Как и старшие братья, Егор получил в духовном училище фамилию Раменский. Впервые такое именование «прозывается Раменский» применено по отношению к его старшему брату Василию в КВ 1823 г. А.В. Матисон пишет: «До 1840-х гг. в среде духовенства продолжала сохраняться практика, когда сыновья при поступлении в духовные учебные заведения иногда получали фамилии, отличные от фамильных прозваний своих отцов. Только в ноябре 1846 г. последовал указ Святейшего Синода, предписывающий непременно присваивать всем сыновьям клириков такие же фамилии, как у их родителей. Таким образом, в ревизских сказках и клировых ведомостях середины XIX в. некоторые сыновья священно-церковнослужителей Тверской епархии, поступившие в учебные заведения еще до 1846 г., названы с фамилиями, отличными от отцовских». На самом деле, в КВ, РС и МК 2-й пол. XVIII - 1-й трети XIX вв. СЦС, как правило, показаны без фамилий. Хотя уже с конца 20-х гг. раменский дьячок Федор Иванов в МК пишется Бухаревым, в РС 1833 г. он, как все остальные СЦС Раменья, показан без фамилии. Употребление фамильных прозваний в отношении СЦС попросту не было принято в документах того времени, что, разумеется, способствовало присвоению их детям в духовных училищах фамилий по селению, храму или по прихоти учителей. В случае с сыновьями Федора Бухарева имел место первый вариант - по селению, хотя для Тверской земли топоним Раменье отнюдь не уникален.

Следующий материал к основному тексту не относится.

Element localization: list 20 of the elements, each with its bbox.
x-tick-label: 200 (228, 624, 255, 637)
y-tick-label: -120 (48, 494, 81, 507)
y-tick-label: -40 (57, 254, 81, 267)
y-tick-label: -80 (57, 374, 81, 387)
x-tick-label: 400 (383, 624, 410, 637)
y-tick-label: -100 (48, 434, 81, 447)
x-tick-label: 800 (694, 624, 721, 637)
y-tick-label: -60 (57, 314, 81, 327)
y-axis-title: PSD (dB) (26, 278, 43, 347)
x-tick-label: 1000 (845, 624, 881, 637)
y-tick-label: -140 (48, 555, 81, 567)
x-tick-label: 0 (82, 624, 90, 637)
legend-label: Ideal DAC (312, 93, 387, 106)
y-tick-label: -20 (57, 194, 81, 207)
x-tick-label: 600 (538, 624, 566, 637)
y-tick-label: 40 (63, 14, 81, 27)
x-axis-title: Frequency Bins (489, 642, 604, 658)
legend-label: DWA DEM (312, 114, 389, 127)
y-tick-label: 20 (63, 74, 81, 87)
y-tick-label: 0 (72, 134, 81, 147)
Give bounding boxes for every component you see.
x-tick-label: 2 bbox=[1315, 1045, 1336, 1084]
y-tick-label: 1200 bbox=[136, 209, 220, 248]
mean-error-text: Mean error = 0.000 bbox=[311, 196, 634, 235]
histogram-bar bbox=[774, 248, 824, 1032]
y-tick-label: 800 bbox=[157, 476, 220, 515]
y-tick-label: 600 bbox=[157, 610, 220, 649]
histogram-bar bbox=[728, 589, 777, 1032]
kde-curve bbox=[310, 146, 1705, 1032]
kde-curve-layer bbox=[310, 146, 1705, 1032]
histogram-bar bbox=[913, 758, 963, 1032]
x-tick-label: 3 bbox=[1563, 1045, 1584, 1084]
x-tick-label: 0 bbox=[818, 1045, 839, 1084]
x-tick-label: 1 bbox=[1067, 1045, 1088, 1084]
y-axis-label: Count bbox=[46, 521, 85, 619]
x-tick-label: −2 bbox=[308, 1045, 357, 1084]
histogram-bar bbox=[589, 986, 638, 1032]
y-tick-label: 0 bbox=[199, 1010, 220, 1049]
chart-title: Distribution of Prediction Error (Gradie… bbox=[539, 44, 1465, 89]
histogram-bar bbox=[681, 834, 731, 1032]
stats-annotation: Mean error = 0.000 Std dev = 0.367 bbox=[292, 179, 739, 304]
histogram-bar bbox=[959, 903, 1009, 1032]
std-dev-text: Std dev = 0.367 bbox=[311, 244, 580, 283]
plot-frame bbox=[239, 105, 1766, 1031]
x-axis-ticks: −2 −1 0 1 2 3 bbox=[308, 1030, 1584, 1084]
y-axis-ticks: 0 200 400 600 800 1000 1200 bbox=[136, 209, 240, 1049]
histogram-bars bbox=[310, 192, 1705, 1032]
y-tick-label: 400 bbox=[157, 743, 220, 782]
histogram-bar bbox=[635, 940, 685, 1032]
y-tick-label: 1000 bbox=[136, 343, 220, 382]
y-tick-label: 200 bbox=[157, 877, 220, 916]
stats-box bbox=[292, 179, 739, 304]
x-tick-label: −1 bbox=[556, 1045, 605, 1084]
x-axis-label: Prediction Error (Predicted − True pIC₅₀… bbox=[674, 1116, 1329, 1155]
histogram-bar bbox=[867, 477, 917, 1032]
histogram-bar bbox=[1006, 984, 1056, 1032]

Если Егору случилось получить место по знакомству и по соседству, то следующий брат - Пахом Федоров Раменский, пять лет спустя, поехал хлебать киселя за две сотни с большим гаком вёрст, через три уезда, в старицкое село Мологино. Как множество его односословцев, как собственный его брат, ехал он за «закреплённой невестой» - Ольгой Ивановой Синевой, имени которой за месяц до того он, наверное, и ещё не слыхивал …

Синевы, по происхождению причетники ржевского села Подборовья, где они служили с незапамятных времён, появились в Мологино в 1793 г., когда внучатый дядя Ольги, Дмитрий Алексеев, сын подборовского дьячка Алексея Семенова, прибыл на место умершего дьячка Преображенской церкви Василия Кузьмина Юхова, получив в придачу, как водилось, дочь последнего Ирину Васильеву, пятью годами старше. Дмитрий безвременно умер в 1812 г. и на его место перевели дальнего родственника с погоста Благовещенского, что при Волге, Алексея Антипова Синева, сына подборовского попа Антипа Антонова. Вдова же Ирина с детьми осталась в приходе и десять лет спустя, когда её кузен, местный пономарь Павел Афиногенов Юхов скончался, способствовала определению на его место племянника по мужу, молодого пономаря из ржевского села Ратьково, Ивана Васильева Синева, отца названной Ольги.